"THE CREATION
In the Spring of 1978, only a few months after my arrival in Syracuse, Dave Gavitt, Jack Kaiser and Frank Rienzo, Athletics Directors at Providence, St. Johns and Georgetown respectively, gathered to discuss newly imposed NCAA men's basketball in-season scheduling requirements. These requirements forced independent institutions like the four of us to align and schedule schools with whom we had no interest or tradition. Self determination was far better than being told who your partners would be, and so the four of us met for countless hours in countless sessions to determine the make-up of our new conference to be. We considered the quality of men's basketball programs in the northeast, regional representation, significant media markets, etc. Boston College was invited over Holy Cross, UMass and Boston University. Connecticut was then added. Rutgers was extended an invitation but declined because it was aligned in the Atlantic 8 (now the Atlantic 10) along with Penn State. Rutgers didn't feel comfortable disassociating itself with Penn State. Seton Hall took Rutgers spot. Villanova was also in the Atlantic 8, but it joined up a year later over Temple and St.
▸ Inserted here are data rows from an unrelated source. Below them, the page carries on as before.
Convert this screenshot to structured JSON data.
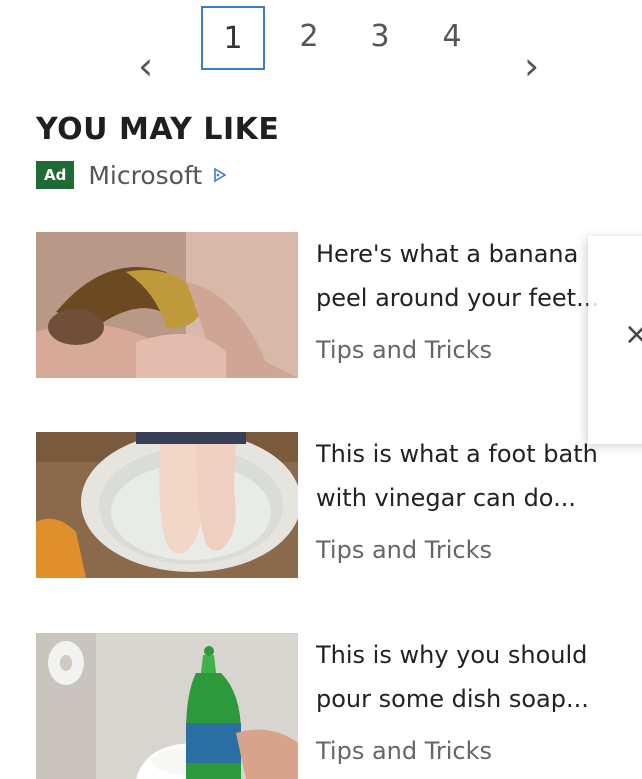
{
  "pagination": {
    "prev_icon": "chevron-left-icon",
    "next_icon": "chevron-right-icon",
    "prev_glyph": "‹",
    "next_glyph": "›",
    "pages": [
      "1",
      "2",
      "3",
      "4"
    ],
    "active_page": "1"
  },
  "section": {
    "title": "YOU MAY LIKE"
  },
  "ad": {
    "badge": "Ad",
    "sponsor": "Microsoft",
    "adchoices_icon": "adchoices-icon",
    "badge_color": "#1e6b35",
    "icon_color": "#3a7dc9"
  },
  "articles": [
    {
      "title": "Here's what a banana\npeel around your feet...",
      "source": "Tips and Tricks"
    },
    {
      "title": "This is what a foot bath\nwith vinegar can do...",
      "source": "Tips and Tricks"
    },
    {
      "title": "This is why you should\npour some dish soap...",
      "source": "Tips and Tricks"
    }
  ],
  "popup": {
    "close_glyph": "×",
    "close_icon": "close-icon"
  },
  "colors": {
    "accent": "#3a7dc9",
    "text": "#222222",
    "muted": "#666666"
  }
}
Josephs. Thus, in the first year of operation, 1979-80, we had seven active members which increased to eight in 1980-81."
Above from:
A BIG EAST History & Retrospective (Part 1)
Gavitt is usually regarded as having started the conversation about creating a Northeastern basketball league. The 4 schools that then started the process and created the league included 3 from the Catholic 7 that reformed as the new BE. I would question Georgetown as geographically Northeast, but the league in its first 2 years was the Northeastern league its founders envisioned. All the schools the founding four invited, as well as those considered but not invited, were all Northeastern schools. That was the idea, and that is what it was for a couple of years.
The Catholic 7 included 4 purely Northeastern schools, plus Georgetown from the original 4. It was closest to the original vision.
If the way I see this can be lawyered, that's fine. I'm not looking at the letter of the league, I'm looking for the spirit of the league.
I've always looked at the whole debate over which of the two leagues, at the time of the separation of the Catholic 7, was the "real BE", from the point of view of which was actually closer to the original conception and the very first years. The Catholic 7 were obviously closer to Gavitt's and his colleague's original vision. That's where the spirit of the league was, it seemed to me. Hence I could never really feel resentment that the name and the league bb record went with them.